Di ruang rapat itu, tak ada basa-basi. Tak ada eufemisme. Yang ada hanya sikap tegas untuk kembali ke jalan partai: menjadi mitra kritis. Menjadi penyambung suara rakyat. Menjadi penyeimbang.
Bukan Wadah Karir, Tapi Rumah Ideologi
Di akar rumput, komitmen NasDem tidak boleh diragukan oleh konstituen. Tak boleh dituding lembek. Dituduh terlalu dekat dengan penguasa. Ricky membaca gelombang itu. Maka arahannya pun tajam dan penuh pesan moral.
“Kita harus tahu diri, tahu posisi. Kita ini bukan partai pemerintah di Langkat,” ujarnya.
Kader harus vokal perjuangkan suara rakyat jangan takut demi menjaga relasi kekuasaan, harus berkaca. NasDem, kata Ricky, bukanlah wahana nyaman bagi yang ingin selamat dari badai. Tapi kapal perjuangan bagi mereka yang siap menantang ombak.
Suara dari Bawah, Bukan Bisikan dari Atas
Ricky menegaskan bahwa NasDem Langkat tak boleh kehilangan akarnya. Ia menginstruksikan agar setiap anggota fraksi kembali menyerap aspirasi masyarakat. Usulan-usulan warga harus diperjuangkan, bukan dimanipulasi.
Ia ingin Fraksi NasDem jadi corong. Bukan untuk pemerintah, tapi untuk rakyat. “Kalau program pemerintah bagus, kita dukung. Tapi kalau tidak sesuai dengan kehendak masyarakat, ya kita lawan.”
Kata-katanya tidak main-main. Dalam politik yang kerap jadi panggung pura-pura, pernyataan Ricky seperti motivasi keras untuk para kader. Ia menolak NasDem menjadi pelengkap yang membisu.
Menuju 2029: Politik Gagasan atau Gengsi Kekuasaan?
Arah ini bukan sekadar koreksi. Tapi positioning strategis menjelang tahun-tahun politik terus berjalan. 2029 tinggal empat tahun lagi. Kalau NasDem ingin bertahan, bahkan menang, maka jalan satu-satunya adalah kembali dipercaya rakyat.
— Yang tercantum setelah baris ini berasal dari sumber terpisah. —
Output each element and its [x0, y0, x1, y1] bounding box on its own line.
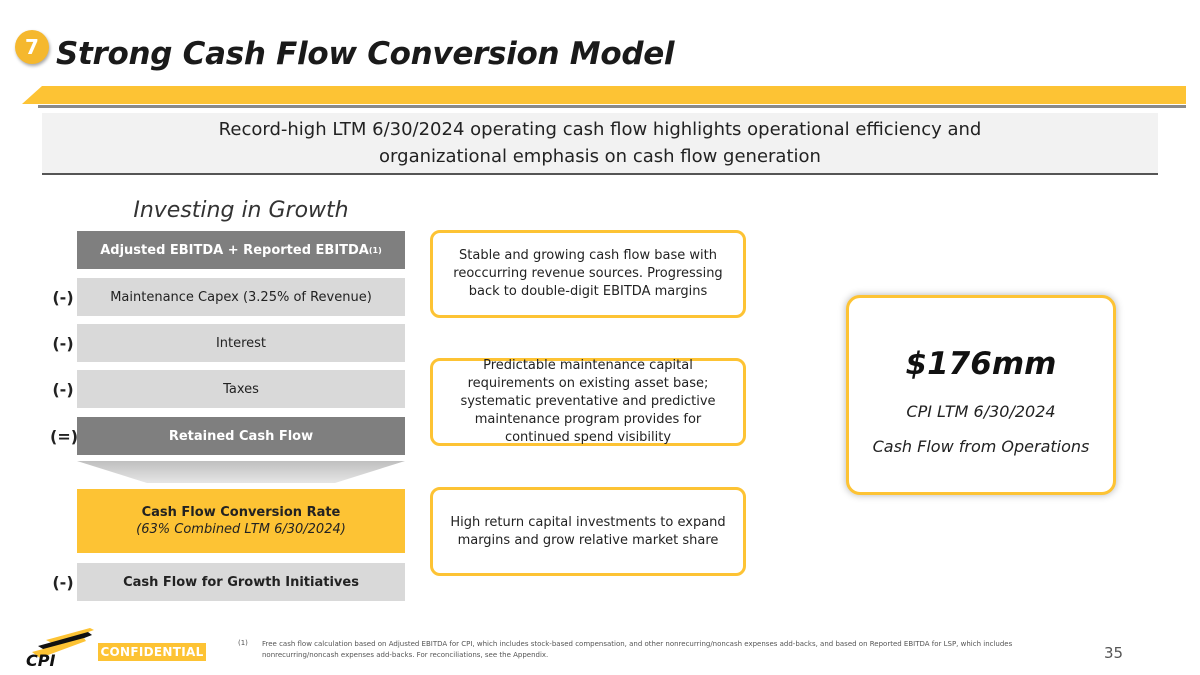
retained-cash-flow-row: Retained Cash Flow — [77, 417, 405, 455]
header-accent-band — [22, 86, 1186, 108]
callout-maintenance-capital: Predictable maintenance capital requirem… — [430, 358, 746, 446]
subtract-operator: (-) — [52, 288, 74, 307]
funnel-arrow — [77, 461, 405, 483]
cash-flow-conversion-rate-box: Cash Flow Conversion Rate (63% Combined … — [77, 489, 405, 553]
operating-cash-flow-stat: $176mm CPI LTM 6/30/2024 Cash Flow from … — [846, 295, 1116, 495]
section-number-badge: 7 — [15, 30, 49, 64]
page-title: Strong Cash Flow Conversion Model — [56, 36, 675, 72]
subtract-operator: (-) — [52, 573, 74, 592]
stat-value: $176mm — [905, 346, 1057, 382]
cpi-logo: CPI — [26, 628, 94, 668]
growth-initiatives-row: Cash Flow for Growth Initiatives — [77, 563, 405, 601]
footnote-number: (1) — [238, 639, 248, 647]
callout-cash-flow-base: Stable and growing cash flow base with r… — [430, 230, 746, 318]
banner-line-2: organizational emphasis on cash flow gen… — [379, 146, 821, 167]
subtract-operator: (-) — [52, 380, 74, 399]
logo-wordmark: CPI — [26, 651, 55, 668]
callout-text: High return capital investments to expan… — [450, 514, 726, 548]
page-number: 35 — [1104, 644, 1124, 662]
footnote-marker: (1) — [368, 245, 382, 255]
interest-label: Interest — [215, 335, 267, 351]
taxes-row: Taxes — [77, 370, 405, 408]
callout-growth-investments: High return capital investments to expan… — [430, 487, 746, 576]
callout-text: Predictable maintenance capital requirem… — [460, 358, 716, 445]
taxes-label: Taxes — [223, 381, 259, 397]
maintenance-capex-row: Maintenance Capex (3.25% of Revenue) — [77, 278, 405, 316]
growth-initiatives-label: Cash Flow for Growth Initiatives — [123, 574, 359, 590]
footnote-text: Free cash flow calculation based on Adju… — [262, 640, 1013, 659]
headline-banner: Record-high LTM 6/30/2024 operating cash… — [42, 113, 1158, 175]
adjusted-ebitda-label: Adjusted EBITDA + Reported EBITDA — [100, 242, 369, 258]
subtract-operator: (-) — [52, 334, 74, 353]
conversion-rate-label: Cash Flow Conversion Rate — [141, 505, 341, 520]
stat-description: Cash Flow from Operations — [872, 437, 1090, 456]
banner-line-1: Record-high LTM 6/30/2024 operating cash… — [218, 119, 982, 140]
conversion-rate-value: (63% Combined LTM 6/30/2024) — [136, 522, 346, 537]
equals-operator: (=) — [50, 427, 79, 446]
adjusted-ebitda-row: Adjusted EBITDA + Reported EBITDA (1) — [77, 231, 405, 269]
stat-period: CPI LTM 6/30/2024 — [906, 402, 1056, 421]
interest-row: Interest — [77, 324, 405, 362]
maintenance-capex-label: Maintenance Capex (3.25% of Revenue) — [110, 289, 372, 305]
callout-text: Stable and growing cash flow base with r… — [453, 248, 723, 299]
section-heading: Investing in Growth — [133, 198, 349, 223]
confidential-label: CONFIDENTIAL — [98, 643, 206, 661]
retained-cash-flow-label: Retained Cash Flow — [168, 428, 314, 444]
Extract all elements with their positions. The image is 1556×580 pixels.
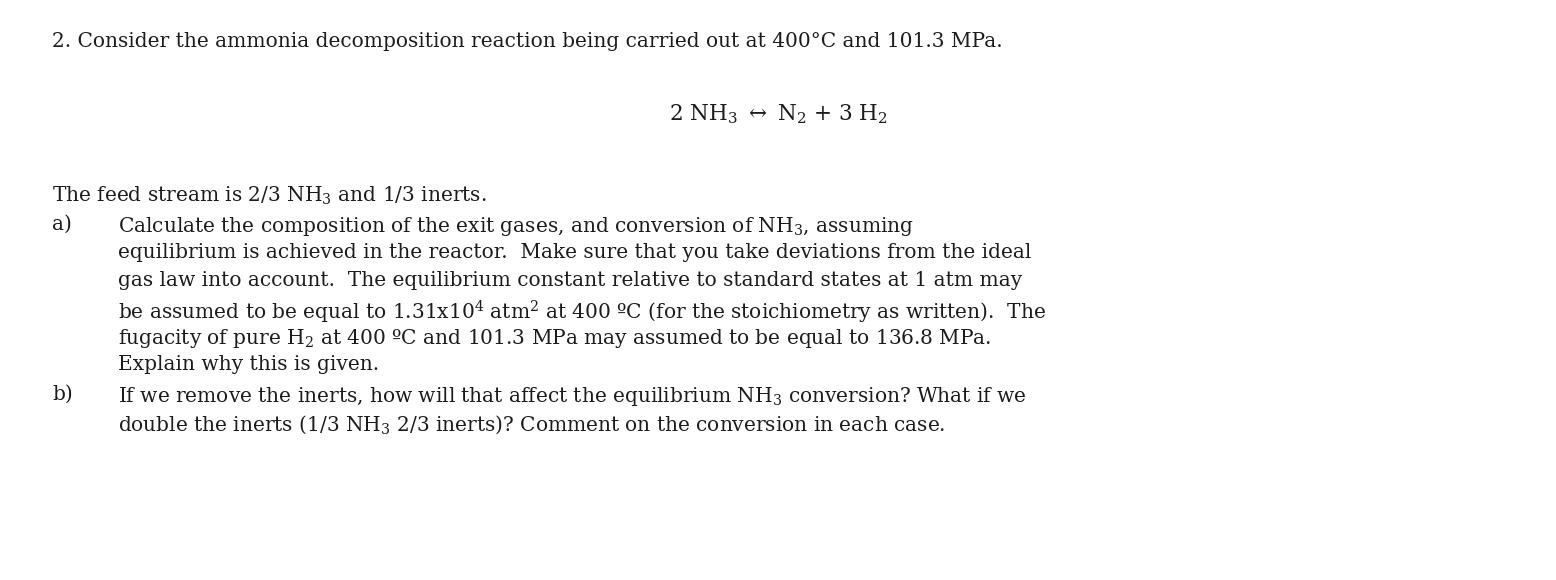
Text: double the inerts (1/3 NH$_3$ 2/3 inerts)? Comment on the conversion in each cas: double the inerts (1/3 NH$_3$ 2/3 inerts… xyxy=(118,413,946,436)
Text: 2. Consider the ammonia decomposition reaction being carried out at 400°C and 10: 2. Consider the ammonia decomposition re… xyxy=(51,32,1002,51)
Text: equilibrium is achieved in the reactor.  Make sure that you take deviations from: equilibrium is achieved in the reactor. … xyxy=(118,243,1032,262)
Text: 2 NH$_3$ $\leftrightarrow$ N$_2$ + 3 H$_2$: 2 NH$_3$ $\leftrightarrow$ N$_2$ + 3 H$_… xyxy=(669,102,887,126)
Text: Calculate the composition of the exit gases, and conversion of NH$_3$, assuming: Calculate the composition of the exit ga… xyxy=(118,215,913,238)
Text: gas law into account.  The equilibrium constant relative to standard states at 1: gas law into account. The equilibrium co… xyxy=(118,271,1022,290)
Text: fugacity of pure H$_2$ at 400 ºC and 101.3 MPa may assumed to be equal to 136.8 : fugacity of pure H$_2$ at 400 ºC and 101… xyxy=(118,327,991,350)
Text: be assumed to be equal to 1.31x10$^4$ atm$^2$ at 400 ºC (for the stoichiometry a: be assumed to be equal to 1.31x10$^4$ at… xyxy=(118,299,1046,326)
Text: Explain why this is given.: Explain why this is given. xyxy=(118,355,380,374)
Text: b): b) xyxy=(51,385,73,404)
Text: a): a) xyxy=(51,215,72,234)
Text: If we remove the inerts, how will that affect the equilibrium NH$_3$ conversion?: If we remove the inerts, how will that a… xyxy=(118,385,1027,408)
Text: The feed stream is 2/3 NH$_3$ and 1/3 inerts.: The feed stream is 2/3 NH$_3$ and 1/3 in… xyxy=(51,185,487,207)
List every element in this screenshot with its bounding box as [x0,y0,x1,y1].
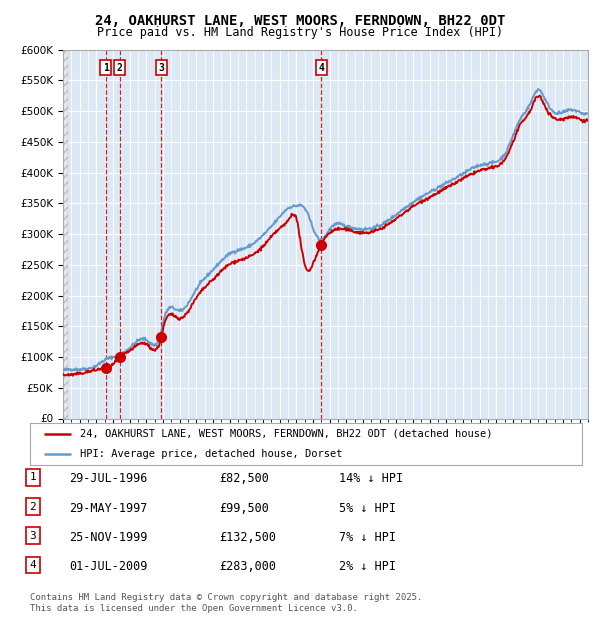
Text: 1: 1 [103,63,109,73]
Text: 2: 2 [29,502,37,512]
Text: 3: 3 [29,531,37,541]
Text: 25-NOV-1999: 25-NOV-1999 [69,531,148,544]
Text: £99,500: £99,500 [219,502,269,515]
Text: 24, OAKHURST LANE, WEST MOORS, FERNDOWN, BH22 0DT (detached house): 24, OAKHURST LANE, WEST MOORS, FERNDOWN,… [80,429,492,439]
Text: 29-JUL-1996: 29-JUL-1996 [69,472,148,485]
Text: 2: 2 [117,63,123,73]
Text: 14% ↓ HPI: 14% ↓ HPI [339,472,403,485]
Text: £283,000: £283,000 [219,560,276,573]
Text: 3: 3 [158,63,164,73]
Text: £82,500: £82,500 [219,472,269,485]
Text: Contains HM Land Registry data © Crown copyright and database right 2025.
This d: Contains HM Land Registry data © Crown c… [30,593,422,613]
Text: 4: 4 [319,63,324,73]
Text: Price paid vs. HM Land Registry's House Price Index (HPI): Price paid vs. HM Land Registry's House … [97,26,503,39]
Text: 01-JUL-2009: 01-JUL-2009 [69,560,148,573]
Text: 24, OAKHURST LANE, WEST MOORS, FERNDOWN, BH22 0DT: 24, OAKHURST LANE, WEST MOORS, FERNDOWN,… [95,14,505,28]
Text: 29-MAY-1997: 29-MAY-1997 [69,502,148,515]
Text: HPI: Average price, detached house, Dorset: HPI: Average price, detached house, Dors… [80,449,342,459]
Text: 4: 4 [29,560,37,570]
Text: 5% ↓ HPI: 5% ↓ HPI [339,502,396,515]
Text: £132,500: £132,500 [219,531,276,544]
Text: 2% ↓ HPI: 2% ↓ HPI [339,560,396,573]
Text: 1: 1 [29,472,37,482]
Text: 7% ↓ HPI: 7% ↓ HPI [339,531,396,544]
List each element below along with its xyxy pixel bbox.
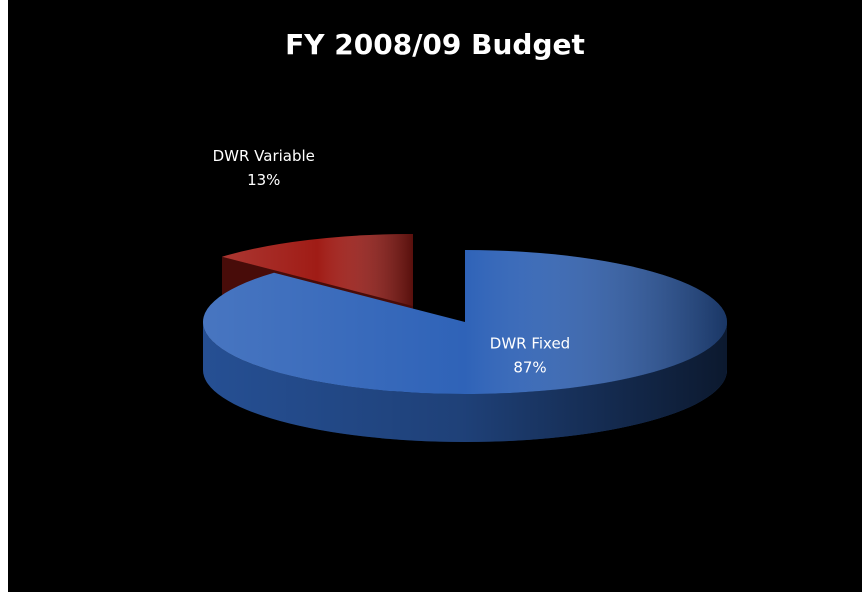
- slice-side-shade: [203, 322, 727, 442]
- slice-shade: [222, 234, 413, 306]
- slice-label: DWR Variable: [213, 147, 315, 165]
- slice-value-label: 13%: [247, 171, 280, 189]
- slice-shade: [202, 250, 727, 395]
- slice-value-label: 87%: [513, 359, 546, 377]
- chart-title: FY 2008/09 Budget: [285, 28, 585, 61]
- slice-label: DWR Fixed: [490, 335, 570, 353]
- chart-background: [8, 0, 862, 592]
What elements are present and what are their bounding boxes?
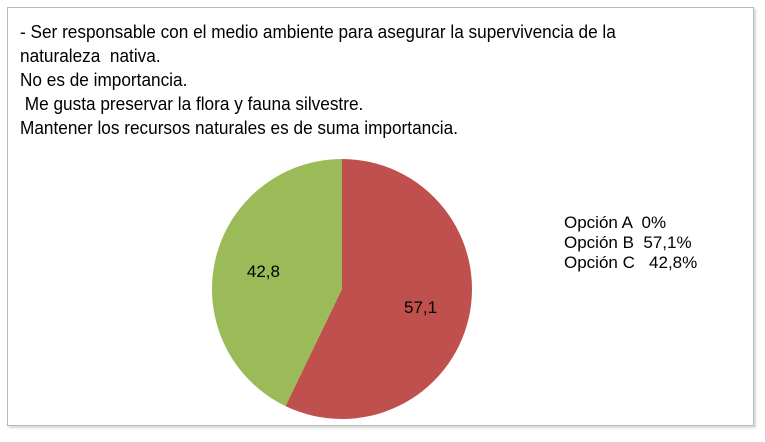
text-line: Me gusta preservar la flora y fauna silv… [20, 93, 364, 114]
answer-options-text: - Ser responsable con el medio ambiente … [20, 20, 616, 140]
pie-slice-opci-n-c [212, 159, 342, 407]
legend: Opción A 0% Opción B 57,1% Opción C 42,8… [564, 213, 697, 273]
legend-entry-b: Opción B 57,1% [564, 233, 692, 252]
data-label: 42,8 [247, 262, 280, 281]
text-line: naturaleza nativa. [20, 45, 161, 66]
legend-entry-c: Opción C 42,8% [564, 253, 698, 272]
legend-entry-a: Opción A 0% [564, 213, 667, 232]
text-line: No es de importancia. [20, 69, 188, 90]
data-label: 57,1 [404, 298, 437, 317]
text-line: Mantener los recursos naturales es de su… [20, 117, 458, 138]
text-line: - Ser responsable con el medio ambiente … [20, 21, 616, 42]
pie-slice-opci-n-b [285, 159, 472, 420]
Dan kepercayaan itu, kata Ricky, tidak dibangun dengan sanjungan kepada bupati, tapi dengan keberanian menentang jika perlu. Kepercayaan itu tak lahir dari rapat-rapat elitis, tapi dari keberpihakan di lapangan.
Menjadi Wakil Rakyat yang Menyala
Rapat 14 Mei itu mungkin biasa-biasa saja bagi yang cuma melihat formalitas. Tapi tidak bagi mereka yang menangkap maknanya. Ricky Anthony sedang membangunkan kesadaran. Bahwa menjadi partai yang mengkoreksi pemerintah bukan berarti tak berdaya.
Justru di situlah daya muncul: menjadi motivasi yang menyala. Bukan batu sandungan, tapi cahaya yang memandu.
Rakyat tidak butuh partai penurut. Mereka butuh pembela. Dan jika NasDem Langkat ingin hidup lebih lama dari sekadar periode legislatif, maka jalan itu cuma satu: jadi suara, bukan gema. (MAS)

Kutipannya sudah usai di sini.